Un livre de Bobin, c'est comme une compression de César. Ça procède d'une intention insondable. Ça ne sert qu'à vous exalter ou au contraire vous offusquer.

Il l'écrit lui-même : de cette lecture " vous ne retenez rien, ou juste une phrase. Vous êtes comme un enfant à qui on montrerait un château et qui n'en verrait qu'un détail, une herbe entre deux pierres, comme si le château tenait sa vraie puissance du tremblement d'une herbe folle".

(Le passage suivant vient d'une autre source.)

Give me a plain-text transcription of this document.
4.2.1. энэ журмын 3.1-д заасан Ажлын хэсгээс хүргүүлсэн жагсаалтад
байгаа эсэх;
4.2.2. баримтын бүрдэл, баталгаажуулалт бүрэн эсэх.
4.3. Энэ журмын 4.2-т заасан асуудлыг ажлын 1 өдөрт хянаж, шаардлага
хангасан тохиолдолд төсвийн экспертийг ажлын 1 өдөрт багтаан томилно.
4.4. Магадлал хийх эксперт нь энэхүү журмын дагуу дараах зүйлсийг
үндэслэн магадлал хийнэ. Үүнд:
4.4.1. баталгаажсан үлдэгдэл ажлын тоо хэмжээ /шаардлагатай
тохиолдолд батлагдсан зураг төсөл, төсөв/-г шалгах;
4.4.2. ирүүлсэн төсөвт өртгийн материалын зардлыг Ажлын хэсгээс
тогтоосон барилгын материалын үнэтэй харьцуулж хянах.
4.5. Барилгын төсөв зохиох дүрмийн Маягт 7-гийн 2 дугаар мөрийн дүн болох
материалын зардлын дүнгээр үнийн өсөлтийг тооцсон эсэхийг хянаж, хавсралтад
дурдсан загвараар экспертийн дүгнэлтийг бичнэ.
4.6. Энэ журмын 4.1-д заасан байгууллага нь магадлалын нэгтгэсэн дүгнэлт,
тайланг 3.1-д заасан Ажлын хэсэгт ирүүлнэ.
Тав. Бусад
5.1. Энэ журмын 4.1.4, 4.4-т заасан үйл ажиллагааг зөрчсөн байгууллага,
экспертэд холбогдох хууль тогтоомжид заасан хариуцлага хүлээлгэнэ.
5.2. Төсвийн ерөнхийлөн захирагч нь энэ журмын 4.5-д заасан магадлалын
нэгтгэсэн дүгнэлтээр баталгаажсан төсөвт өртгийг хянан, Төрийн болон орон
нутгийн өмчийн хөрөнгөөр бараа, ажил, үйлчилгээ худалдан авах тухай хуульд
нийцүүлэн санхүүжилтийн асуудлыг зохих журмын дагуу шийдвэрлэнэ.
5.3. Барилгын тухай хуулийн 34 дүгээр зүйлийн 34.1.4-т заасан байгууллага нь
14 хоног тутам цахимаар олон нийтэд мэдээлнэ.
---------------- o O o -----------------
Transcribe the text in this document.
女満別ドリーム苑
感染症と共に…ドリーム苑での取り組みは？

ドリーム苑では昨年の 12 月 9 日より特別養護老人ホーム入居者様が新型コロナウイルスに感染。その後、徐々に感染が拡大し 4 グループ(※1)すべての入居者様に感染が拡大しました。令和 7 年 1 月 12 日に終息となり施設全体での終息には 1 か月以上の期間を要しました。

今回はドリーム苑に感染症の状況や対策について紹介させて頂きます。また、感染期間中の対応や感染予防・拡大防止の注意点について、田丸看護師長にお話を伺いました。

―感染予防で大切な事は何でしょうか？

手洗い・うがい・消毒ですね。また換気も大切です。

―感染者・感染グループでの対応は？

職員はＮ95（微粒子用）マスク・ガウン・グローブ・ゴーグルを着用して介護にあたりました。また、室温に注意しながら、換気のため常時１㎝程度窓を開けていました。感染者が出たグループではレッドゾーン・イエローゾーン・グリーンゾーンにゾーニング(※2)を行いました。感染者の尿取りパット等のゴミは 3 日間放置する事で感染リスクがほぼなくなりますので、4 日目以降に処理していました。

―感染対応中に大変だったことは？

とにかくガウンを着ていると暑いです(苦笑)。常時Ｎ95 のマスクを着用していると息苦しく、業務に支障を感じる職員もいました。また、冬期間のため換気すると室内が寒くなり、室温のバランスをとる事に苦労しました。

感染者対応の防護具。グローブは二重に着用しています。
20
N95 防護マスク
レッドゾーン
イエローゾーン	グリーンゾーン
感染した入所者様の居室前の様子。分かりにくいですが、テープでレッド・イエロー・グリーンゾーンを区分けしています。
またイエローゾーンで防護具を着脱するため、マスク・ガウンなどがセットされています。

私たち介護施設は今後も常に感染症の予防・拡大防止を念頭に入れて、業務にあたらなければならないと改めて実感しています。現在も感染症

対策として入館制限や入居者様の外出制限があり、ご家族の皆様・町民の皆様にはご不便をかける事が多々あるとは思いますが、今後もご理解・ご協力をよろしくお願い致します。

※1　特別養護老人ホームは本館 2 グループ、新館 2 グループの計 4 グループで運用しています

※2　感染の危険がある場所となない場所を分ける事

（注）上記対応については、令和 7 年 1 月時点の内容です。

Un livre de Bobin ne raconte pas d'histoire. N'a ni intrigue, ni suspense. Ni début ni fin. Ne répond à aucune question. Ne fait que vous interpeler, vous interroger, vous déconcerter. De sa lecture vous ressortirez agacé ou dithyrambique, mais pas indifférent. Mais de la gangue vous pourrez quand même extraire quelques pépites.

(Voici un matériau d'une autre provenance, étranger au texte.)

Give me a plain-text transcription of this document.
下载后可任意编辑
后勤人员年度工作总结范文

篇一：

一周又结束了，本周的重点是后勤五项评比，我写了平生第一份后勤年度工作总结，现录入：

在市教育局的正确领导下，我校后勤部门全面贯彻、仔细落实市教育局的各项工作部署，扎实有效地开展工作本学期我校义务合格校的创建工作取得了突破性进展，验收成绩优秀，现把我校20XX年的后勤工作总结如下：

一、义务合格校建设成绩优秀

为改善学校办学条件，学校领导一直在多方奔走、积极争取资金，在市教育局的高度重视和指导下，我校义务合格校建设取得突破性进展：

"C'est quoi au juste prier. C'est faire silence. C'est s'éloigner de soi dans le silence".

"Partout l'appel, partout l'impatience de la gloire d'être aimé, reconnu, partout cette langueur de l'exil et cette faim d'une vraie demeure – les yeux d'un autre".

"Un livre est grand par la grandeur du désespoir dont il procède, par toute cette nuit qui pèse sur lui et le retient longtemps de naître".

C'est ça un livre de Bobin. C'est court. Ça vous laisse perplexe. On se dit qu'on n'y retouchera plus. Puis on y revient.